The findings of the current study highlights the nuanced and heterogenous was in which individuals experience and discuss their bodily states. Furthermore, the findings suggest that thresholds are implicit in the translation of bodily states to symptoms and highlights a need to better understand how thresholds function and differ between individuals. However, in order to explore thresholds further, it is important to address the complexity and nuance of bodily states and the way in which research is conducted and understood. In particular, there is a need to move beyond “symptoms”. Within traditional biomedical perspectives, symptoms are considered natural fact and unit of meaning in medical disciplines. When medical rhetoric is dominant, states will become symptoms due to the embedding in culture of medicine, and the centring of ‘symptoms (Eriksen & Risør, Citation2014). However, an overreliance on medical perspective can ameliorate understanding of symptoms with respect to their significance, nuance and diversity both in healthcare settings and everyday life.
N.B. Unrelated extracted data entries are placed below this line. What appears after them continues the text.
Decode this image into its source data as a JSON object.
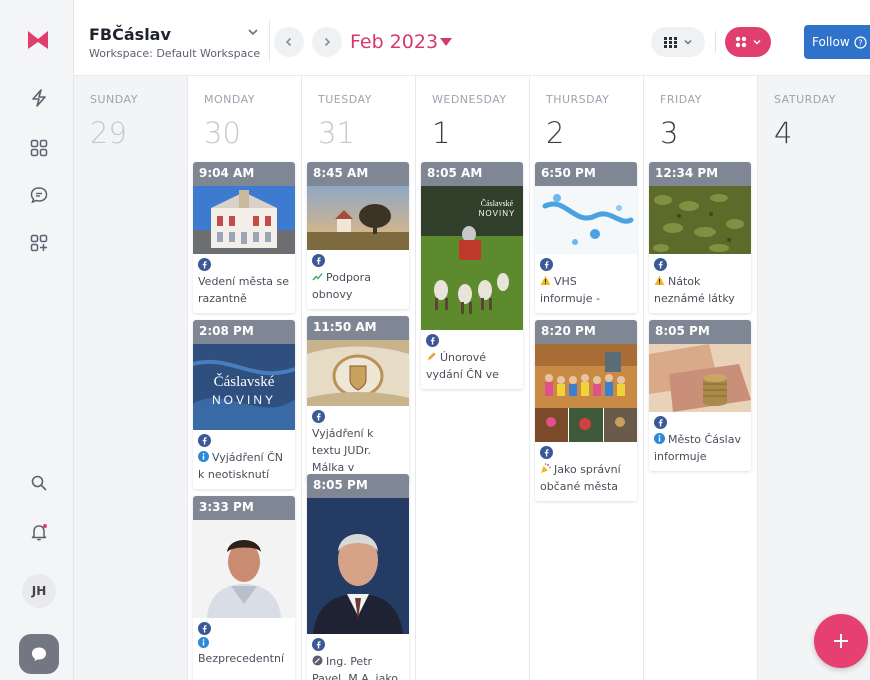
{
  "workspace": {
    "name": "FBČáslav",
    "subtitle": "Workspace: Default Workspace"
  },
  "calendar": {
    "month_label": "Feb 2023"
  },
  "header": {
    "follow_label": "Follow"
  },
  "user": {
    "initials": "JH"
  },
  "colors": {
    "accent": "#e03f6e",
    "month_text": "#d63a6a",
    "follow_button": "#2e72c9",
    "time_bar": "#7f8795",
    "facebook": "#3b5998"
  },
  "days": [
    {
      "name": "SUNDAY",
      "number": "29"
    },
    {
      "name": "MONDAY",
      "number": "30"
    },
    {
      "name": "TUESDAY",
      "number": "31"
    },
    {
      "name": "WEDNESDAY",
      "number": "1"
    },
    {
      "name": "THURSDAY",
      "number": "2"
    },
    {
      "name": "FRIDAY",
      "number": "3"
    },
    {
      "name": "SATURDAY",
      "number": "4"
    }
  ],
  "posts": {
    "mon1": {
      "time": "9:04 AM",
      "icon": "facebook-icon",
      "text": "Vedení města se razantně"
    },
    "mon2": {
      "time": "2:08 PM",
      "icon": "facebook-icon",
      "emoji": "info-icon",
      "text": "Vyjádření ČN k neotisknutí",
      "img_title": "Čáslavské",
      "img_subtitle": "NOVINY"
    },
    "mon3": {
      "time": "3:33 PM",
      "icon": "facebook-icon",
      "emoji": "info-icon",
      "text": "Bezprecedentní"
    },
    "tue1": {
      "time": "8:45 AM",
      "icon": "facebook-icon",
      "emoji": "chart-increasing-icon",
      "text": "Podpora obnovy"
    },
    "tue2": {
      "time": "11:50 AM",
      "icon": "facebook-icon",
      "text": "Vyjádření k textu JUDr. Málka v"
    },
    "tue3": {
      "time": "8:05 PM",
      "icon": "facebook-icon",
      "emoji": "pen-icon",
      "text": "Ing. Petr Pavel, M.A. jako"
    },
    "wed1": {
      "time": "8:05 AM",
      "icon": "facebook-icon",
      "emoji": "pencil-icon",
      "text": "Únorové vydání ČN ve",
      "img_title": "Čáslavské",
      "img_subtitle": "NOVINY"
    },
    "thu1": {
      "time": "6:50 PM",
      "icon": "facebook-icon",
      "emoji": "warning-icon",
      "text": "VHS informuje -"
    },
    "thu2": {
      "time": "8:20 PM",
      "icon": "facebook-icon",
      "emoji": "party-popper-icon",
      "text": "Jako správní občané města"
    },
    "fri1": {
      "time": "12:34 PM",
      "icon": "facebook-icon",
      "emoji": "warning-icon",
      "text": "Nátok neznámé látky"
    },
    "fri2": {
      "time": "8:05 PM",
      "icon": "facebook-icon",
      "emoji": "info-icon",
      "text": "Město Čáslav informuje"
    }
  }
}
Furthermore, knowledge and understanding is limited regarding body signs/early symptoms (pre symptoms), especially outside a healthcare/clinical context. There is a plethora of bodily states that never enter the realm of healthcare, they are contained or dismissed, thus the symptoms presented to health care professionals represents “the tip of the iceberg” of experiences/bodily states, such as normal transient changes (Alonzo, Citation1984; Merskey, Citation2004). Although the current research aimed to explore and address “pre-symptoms” under the umbrella of bodily states, further research can only build upon these findings if there is greater appreciation that symptoms sit within a broader framework of bodily states and a shift to focus on what is felt in the body, how the body reacts and how states are developed into signs of illness/distress or alternatively dismissed. Researchers across disciplines would benefit from deeper exploration of the milieu of bodily states and an awareness of the individuals subjective experience beyond ascribed symptoms.

10. Conclusion

The current study identified some of the complexity and nuance of a broad range of bodily states and provided insight into the experience of their transformation to symptoms. In particular, participants discussed how they described, experienced, attended to, made sense of and communicated bodily states and symptoms. Further, permeating the data was the notion of thresholds which were involved in the transformation of bodily states to symptoms through individual differences such as attention, emotions, expectations and finding meaning. In sum, it is argued that in order for bodily states to become symptoms, they must cross a series of thresholds which may be lowered or raised. The current study highlighted a need to better understand how these thresholds function. Additionally, the current survey highlights the importance of consolidating how bodily states and symptoms are conceptualised and researched. There is a critical need to appreciate and explore “pre-symptoms” and bodily states more broadly, beyond the rhetoric of “symptoms”.